The good news is that we have now decided to let out our chickens and they are so pleased to be scratching amongst the grass and aforementioned weeds. We hope that this might cure them of laying soft shelled eggs as although they have access to plenty of grit it is not the same as pecking bits up from the garden. We have also put some cider vinegar into their water as we read this might help.
One of the reasons I have been busy is that I have been researching, writing and printing out a display on the history of music in Howden Minster. This is to coincide with a Yorkshire Day concert in the Minster on Saturday 5th August given by Steven Goulden, www.stevengoulden.co.uk a locally based tenor who is singing a variety of music ranging from the Howden Horse Fair song to Nessun Dorma.
He is accompanied by Amy Butler http://www.saltmarsheduo.co.uk/about/ who will also be playing a piano solo entitled Souvenir de Sand Hall, written in the early twentieth century by F Reinhold Muller of Goole, for Mrs Scholfield of Sandhall.
http://www.howdenshirehistory.co.uk/goole/friedrich-reinhold-muller.html
I put the display up on Monday- it covers the medieval history of music in Howden, the grammar school, the organ, the 1929 fire and includes a lot of Minster choir photos.

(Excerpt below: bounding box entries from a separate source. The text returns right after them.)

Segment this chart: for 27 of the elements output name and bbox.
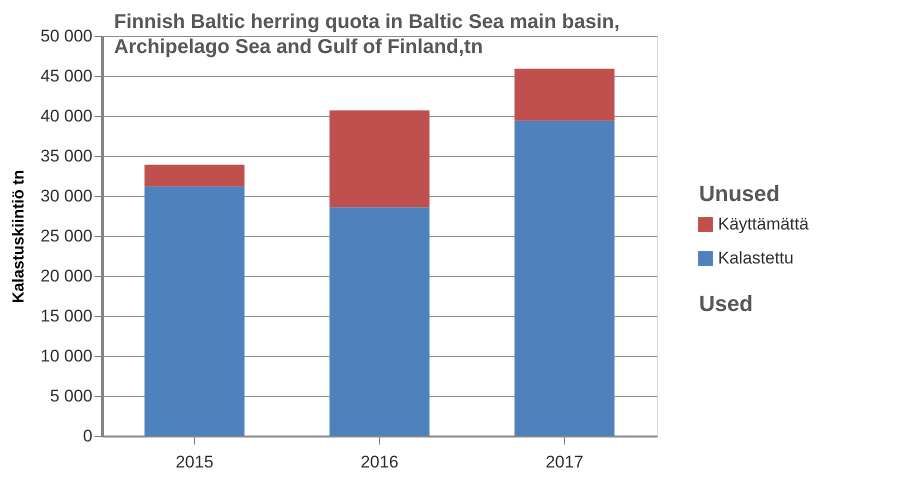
legend-label: Käyttämättä: [718, 214, 810, 234]
text: Unused: [699, 181, 780, 206]
x-tick-label: 2016: [360, 452, 398, 472]
bar: [144, 164, 244, 186]
text: Finnish Baltic herring quota in Baltic Sea main basin,: [114, 11, 620, 33]
y-tick-label: 50 000: [40, 26, 92, 46]
y-tick-label: 15 000: [40, 306, 92, 326]
text: Archipelago Sea and Gulf of Finland,tn: [114, 36, 483, 58]
y-tick-label: 20 000: [40, 266, 92, 286]
text: Used: [699, 291, 753, 316]
y-tick-label: 40 000: [40, 106, 92, 126]
y-tick-label: 45 000: [40, 66, 92, 86]
y-tick-label: 5 000: [50, 386, 92, 406]
bar: [514, 68, 614, 121]
y-tick-label: 35 000: [40, 146, 92, 166]
y-tick-label: 0: [83, 426, 92, 446]
x-tick-label: 2017: [546, 452, 584, 472]
x-tick-label: 2015: [176, 452, 214, 472]
bar: [330, 207, 430, 436]
bar: [144, 186, 244, 436]
legend-label: Kalastettu: [718, 248, 794, 268]
y-tick-label: 30 000: [40, 186, 92, 206]
bar: [330, 110, 430, 208]
y-tick-label: 10 000: [40, 346, 92, 366]
bar: [514, 120, 614, 436]
y-tick-label: 25 000: [40, 226, 92, 246]
y-axis-title: Kalastuskiintiö tn: [10, 170, 28, 304]
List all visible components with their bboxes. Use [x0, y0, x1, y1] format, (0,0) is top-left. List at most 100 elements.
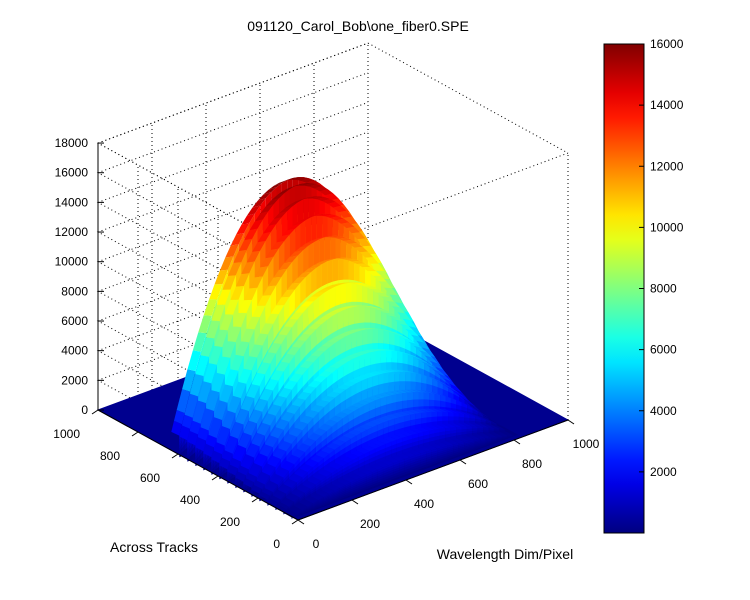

There is also a section on Steven's fund raising concerts in the Minster in the 1990s and on his grandfather John Goulden of Rawcliife who was a semi- professional tenor himself.
Interestingly most of the choir photos were loaned to me by Malcolm and Margaret Watson, former choir members. Margaret's father, Fred Swales, often sang in concerts in Howden Church with Steven's grandfather John.
While researching I was looking through the 1971 files of the Goole Times. I found a picture of Howden which I could not believe was taken then as it seems so timeless.
I also found in the same year an article about the shoe shop on Pasture Road in Goole where I remember going to get my school shoes. This was run by the Misses Flower and I remember sitting on a sort of throne to have my feet measured. Then I was fitted for the sensible shoes which were part of the uniform at Goole Grammar. Black lace up for outdoors and brown flat shoes for indoors. Happy days!
The advert talks of “the Misses Flower”, but of course in Goole they would get called “the Miss Flowers”.
ReplyDeleteI am distantly related to the Stephenson and hence the Flower families. The “Mrs W Stephenson” who started the business was Jane Fawcett born in 1840 at Bilsby, Lincolnshire. In 1866 she married William Stephenson, a railway guard born Harewood, Yorkshire, around 1842. They arrived in Goole in the 1870s and had 6 daughters. I assume Jane and William Stephenson are the people in the photograph at the top of the article, which is fascinating. They are probably responsible for my great grandfather’s (Jane's nephew) move from Lincolnshire to find work on Goole docks as a horse shunter in the 1880s.
The obituary of the two daughters who died in 1946, Maude and Jane, is on the front page of the Goole Times on 8th February, 1946, and gives further information about the business.
The inscription on plot in Goole cemetery (now in a sad state of disrepair) reads: In loving memory of William Stephenson, died 26th October 1917 age 75. Also Jane, beloved wife of William, died 28th March 1913 age 72. Also daughters Annie died 1941 - age 73. Sarah died 16th November 1945 - age 70. Maude died 30th Jan 1946 - age 75. Jane died 1st Feb 1946 - age 64. And William Harold Flower, grand-son R.A.F. missing on active service 24th March 1942 - age 31. Lizzie died 8th Apl 1949 - age 70. Also Margaret Rooke, grand-daughter, died 17th July 1916 - age 5.
I sat next to one of the Flower descendants at Boothferry Road School but had absolutely no idea we were not-too-distant cousins.